Backbord bezeichnet die in Fahrtrichtung gesehene linke Seite des Schiffes. Gegenstück hierzu ist Steuerbord.

 

Backbordbug

Steht das Großsegel eines Segelschiffs über der Backbordseite, so wird der Kurs des Schiffes als Backbordbug bezeichnet. Gegenstück hierzu ist der Steuerbordbug.

 

Baum

Der Baum eines Segelschiffs ist der Teil, an dem das Unterliek des Segels befestigt ist. Je nach Segel wird der Baum verschieden benannt, also beispielsweise als Groß- oder Besanbaum. Weiterhin dient er zum Trimm des Segels.

 

Baumniederholer

Der Baumniederholer dient dazu, den Baum nach unten zu ziehen und bei kleineren Schiffen die Mastbiegung zu verstärken. 

 

Baumnock

Als Baumnock wird der hintere Teil des Baumes bezeichnet.

 

Besanmast

Der Besanmast ist der achtern gelegene Mast eines Schiffes, an dem das Besansegel gehisst wird.

 

Besansegel

Als Besansegel wird ein Schratsegel bezeichnet, das am hintersten Mast von Segelschiffen gesetzt werden kann – in der Regel allerdings nur auf solchen, die mit mehr als einem Mast ausgestattet sind.

 

Bilge

Als Bilge wird der tiefste Raum des Schiffs bezeichnet, entweder im Kielraum oder direkt oberhalb der Schiffsplanken.

 

Blister

Blister ist einfach ein anderes Wort für Gennaker.

 

Bug

Der Bug ist der vordere Teil eines Schiffs. Das Gegenstück zu diesem ist das Heck.

 

Cockpit

Als Cockpit wird der Raum auf einem Segelschiff bezeichnet, von dem aus gesteuert werden kann. Es ist niedriger als das Deck und kann sowohl in geschlossener wie auch in offener Form existieren. Eine andere Bezeichnung lautet Plicht.

 

Dichtholen

Dichtholen bedeutet, dass das Ende einer Leine (Schot, Fall) angeholt und dann festgezogen wird. 

 

Dirk

Dirk ist die Bezeichnung für eine Leine, die vom Masttopp zur Baumnock führt und den Mast hält, wenn das Segel geborgen ist.

 

Fahrwasser

Allgemein gesprochen bezeichnet der Begriff des Fahrwassers Teile der Wasserflächen, die nach deutschem Recht für die durchgehende Schifffahrt gedacht und entsprechend durch Seezeichen begrenzt sind.

 

Fahrrinne

Mit der Fahrrinne wird der Teil des Fahrwassers bezeichnet, in dem möglichst bestimmte Wassertiefen und Breiten enthalten sind.

 

Fall

Ein Tau, eine Leine oder gegebenenfalls auch ein Draht, mit dem man das Segel hochziehen kann, wird als Fall bezeichnet und gehört zum Laufenden Gut eines Segelschiffs.


Fieren

Fieren ist das Gegenteil vom An- bzw. Dichtholen. Hier wird die Leine kontrolliert losgegeben.

 

Fock

Die Fock zählt zu den Vorsegeln, die vor dem Großsegel gehisst werden. Je nach Takelung des Segelschiffs handelt es sich entweder um ein rechteckiges oder um ein dreieckiges Segel, das noch einmal in Sturm-, Roll- und Selbstwendefock unterteilt werden kann.

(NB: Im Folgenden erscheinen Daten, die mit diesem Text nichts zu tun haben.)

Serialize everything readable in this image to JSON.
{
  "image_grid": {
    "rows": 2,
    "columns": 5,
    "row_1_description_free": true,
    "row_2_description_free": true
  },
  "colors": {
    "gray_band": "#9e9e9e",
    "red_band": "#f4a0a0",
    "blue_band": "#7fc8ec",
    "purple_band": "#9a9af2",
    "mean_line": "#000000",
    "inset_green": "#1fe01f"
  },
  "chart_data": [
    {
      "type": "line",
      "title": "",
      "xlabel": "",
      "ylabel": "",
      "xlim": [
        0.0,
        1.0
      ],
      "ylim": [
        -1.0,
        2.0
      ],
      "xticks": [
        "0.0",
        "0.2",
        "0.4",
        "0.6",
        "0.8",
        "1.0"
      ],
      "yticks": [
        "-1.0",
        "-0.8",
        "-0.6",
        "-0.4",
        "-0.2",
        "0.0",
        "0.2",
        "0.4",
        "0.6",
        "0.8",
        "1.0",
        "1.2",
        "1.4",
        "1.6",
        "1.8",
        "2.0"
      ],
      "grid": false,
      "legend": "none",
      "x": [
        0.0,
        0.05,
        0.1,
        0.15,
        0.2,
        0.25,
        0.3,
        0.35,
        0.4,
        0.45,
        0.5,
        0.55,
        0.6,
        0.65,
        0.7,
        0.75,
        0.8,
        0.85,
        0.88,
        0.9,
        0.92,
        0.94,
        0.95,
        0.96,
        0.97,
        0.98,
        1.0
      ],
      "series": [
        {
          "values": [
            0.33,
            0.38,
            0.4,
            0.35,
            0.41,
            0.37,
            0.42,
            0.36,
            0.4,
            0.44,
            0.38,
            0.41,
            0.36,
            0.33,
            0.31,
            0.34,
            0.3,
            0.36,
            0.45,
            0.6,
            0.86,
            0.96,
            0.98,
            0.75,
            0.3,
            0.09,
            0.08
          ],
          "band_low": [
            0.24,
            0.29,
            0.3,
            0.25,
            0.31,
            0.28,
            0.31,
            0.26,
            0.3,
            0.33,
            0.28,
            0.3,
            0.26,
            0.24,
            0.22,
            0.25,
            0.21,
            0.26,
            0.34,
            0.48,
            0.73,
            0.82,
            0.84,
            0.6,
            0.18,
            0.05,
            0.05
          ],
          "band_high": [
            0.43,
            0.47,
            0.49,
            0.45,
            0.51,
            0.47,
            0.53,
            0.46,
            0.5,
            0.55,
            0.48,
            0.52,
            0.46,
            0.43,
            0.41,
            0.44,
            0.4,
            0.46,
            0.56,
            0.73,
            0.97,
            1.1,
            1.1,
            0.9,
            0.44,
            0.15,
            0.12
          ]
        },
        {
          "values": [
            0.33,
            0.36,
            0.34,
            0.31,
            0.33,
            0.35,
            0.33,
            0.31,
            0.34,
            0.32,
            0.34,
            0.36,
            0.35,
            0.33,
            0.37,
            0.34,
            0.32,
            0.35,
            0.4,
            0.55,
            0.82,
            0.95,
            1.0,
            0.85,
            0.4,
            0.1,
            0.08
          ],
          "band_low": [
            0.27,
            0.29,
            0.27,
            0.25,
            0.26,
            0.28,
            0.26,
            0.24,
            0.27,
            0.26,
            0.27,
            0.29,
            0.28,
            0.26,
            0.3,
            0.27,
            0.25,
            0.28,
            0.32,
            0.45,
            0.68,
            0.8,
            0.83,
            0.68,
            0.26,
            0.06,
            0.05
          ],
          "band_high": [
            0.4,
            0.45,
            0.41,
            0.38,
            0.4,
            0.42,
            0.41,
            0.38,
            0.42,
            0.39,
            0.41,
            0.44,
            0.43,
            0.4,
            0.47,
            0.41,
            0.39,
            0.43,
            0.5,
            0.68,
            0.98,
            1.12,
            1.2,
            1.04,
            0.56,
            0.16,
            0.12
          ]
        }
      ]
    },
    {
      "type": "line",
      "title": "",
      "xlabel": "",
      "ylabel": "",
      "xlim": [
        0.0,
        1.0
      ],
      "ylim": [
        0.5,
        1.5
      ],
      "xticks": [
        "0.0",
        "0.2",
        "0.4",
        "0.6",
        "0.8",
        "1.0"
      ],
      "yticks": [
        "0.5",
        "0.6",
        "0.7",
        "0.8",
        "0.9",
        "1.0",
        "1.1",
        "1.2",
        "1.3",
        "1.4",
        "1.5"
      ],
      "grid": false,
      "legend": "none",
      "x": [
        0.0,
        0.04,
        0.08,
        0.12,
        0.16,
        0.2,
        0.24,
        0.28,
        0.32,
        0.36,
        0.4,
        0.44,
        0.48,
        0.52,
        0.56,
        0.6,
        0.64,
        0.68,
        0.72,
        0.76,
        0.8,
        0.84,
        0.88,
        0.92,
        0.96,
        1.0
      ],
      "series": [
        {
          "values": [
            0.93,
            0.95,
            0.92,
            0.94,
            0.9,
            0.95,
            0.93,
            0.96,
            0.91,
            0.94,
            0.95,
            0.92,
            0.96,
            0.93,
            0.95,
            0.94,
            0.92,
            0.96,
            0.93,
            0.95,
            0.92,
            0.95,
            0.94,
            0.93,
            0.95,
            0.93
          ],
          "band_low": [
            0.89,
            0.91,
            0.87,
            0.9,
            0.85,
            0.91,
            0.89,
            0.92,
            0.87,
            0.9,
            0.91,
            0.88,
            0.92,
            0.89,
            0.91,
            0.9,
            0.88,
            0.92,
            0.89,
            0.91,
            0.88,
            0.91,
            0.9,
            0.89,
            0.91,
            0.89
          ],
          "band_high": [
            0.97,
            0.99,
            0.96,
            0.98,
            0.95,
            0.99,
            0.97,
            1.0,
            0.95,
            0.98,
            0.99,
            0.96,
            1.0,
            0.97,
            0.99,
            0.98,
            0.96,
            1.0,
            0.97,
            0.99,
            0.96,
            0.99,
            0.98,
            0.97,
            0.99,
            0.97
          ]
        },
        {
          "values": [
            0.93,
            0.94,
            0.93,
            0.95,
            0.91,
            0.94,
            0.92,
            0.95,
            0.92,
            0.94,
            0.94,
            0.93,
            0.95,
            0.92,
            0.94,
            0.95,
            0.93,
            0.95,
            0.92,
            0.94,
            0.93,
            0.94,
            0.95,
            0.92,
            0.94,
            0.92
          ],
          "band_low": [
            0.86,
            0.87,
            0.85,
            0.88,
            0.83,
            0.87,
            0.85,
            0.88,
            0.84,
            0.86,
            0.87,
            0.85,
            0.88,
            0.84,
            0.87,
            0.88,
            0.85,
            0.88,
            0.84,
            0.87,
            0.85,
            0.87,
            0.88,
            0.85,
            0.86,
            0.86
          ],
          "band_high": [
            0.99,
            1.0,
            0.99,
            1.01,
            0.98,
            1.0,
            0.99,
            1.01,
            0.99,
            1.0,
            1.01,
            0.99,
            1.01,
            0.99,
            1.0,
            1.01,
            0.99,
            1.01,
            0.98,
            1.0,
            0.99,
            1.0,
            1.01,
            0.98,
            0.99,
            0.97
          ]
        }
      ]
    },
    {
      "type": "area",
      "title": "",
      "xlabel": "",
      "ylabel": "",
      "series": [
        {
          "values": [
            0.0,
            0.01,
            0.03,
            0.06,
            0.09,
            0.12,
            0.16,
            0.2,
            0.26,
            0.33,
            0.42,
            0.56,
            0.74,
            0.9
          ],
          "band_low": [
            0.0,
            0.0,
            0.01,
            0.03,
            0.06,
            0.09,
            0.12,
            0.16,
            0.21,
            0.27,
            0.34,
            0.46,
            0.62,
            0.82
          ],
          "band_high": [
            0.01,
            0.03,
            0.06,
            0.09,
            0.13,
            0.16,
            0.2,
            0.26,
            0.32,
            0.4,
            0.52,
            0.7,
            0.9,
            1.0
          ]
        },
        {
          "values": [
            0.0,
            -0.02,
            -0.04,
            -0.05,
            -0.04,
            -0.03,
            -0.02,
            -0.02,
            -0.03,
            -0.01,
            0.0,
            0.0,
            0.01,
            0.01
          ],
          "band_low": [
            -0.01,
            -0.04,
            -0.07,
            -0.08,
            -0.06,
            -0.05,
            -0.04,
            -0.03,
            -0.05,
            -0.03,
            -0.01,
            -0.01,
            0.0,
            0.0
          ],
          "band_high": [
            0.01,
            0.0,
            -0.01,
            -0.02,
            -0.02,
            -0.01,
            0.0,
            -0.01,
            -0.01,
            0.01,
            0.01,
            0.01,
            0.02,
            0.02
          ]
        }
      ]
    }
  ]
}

Die Sturmfock zeichnet sich durch eine geringe Segelfläche aus, die bei sehr hohen bis stürmischen Windstärken genutzt wird, während die Rollfock durch eine spezielle Rollanlage aufgewickelt und so schnell eingeholt oder gerefft werden kann.

Der Vorteil der Selbstwendefock ist, dass sie während einer Wende selbstständig übergeht, also vom Segler bedient werden muss.

 

Gaffel

Als Gaffel wird eine schräge Spiere am Mast bezeichnet.

 

Gaffeltakelung

Bei der Gaffeltakelung werden unregelmäßig viereckige Schratsegel verwendet, die zwischen Gaffel und Baum gespannt werden.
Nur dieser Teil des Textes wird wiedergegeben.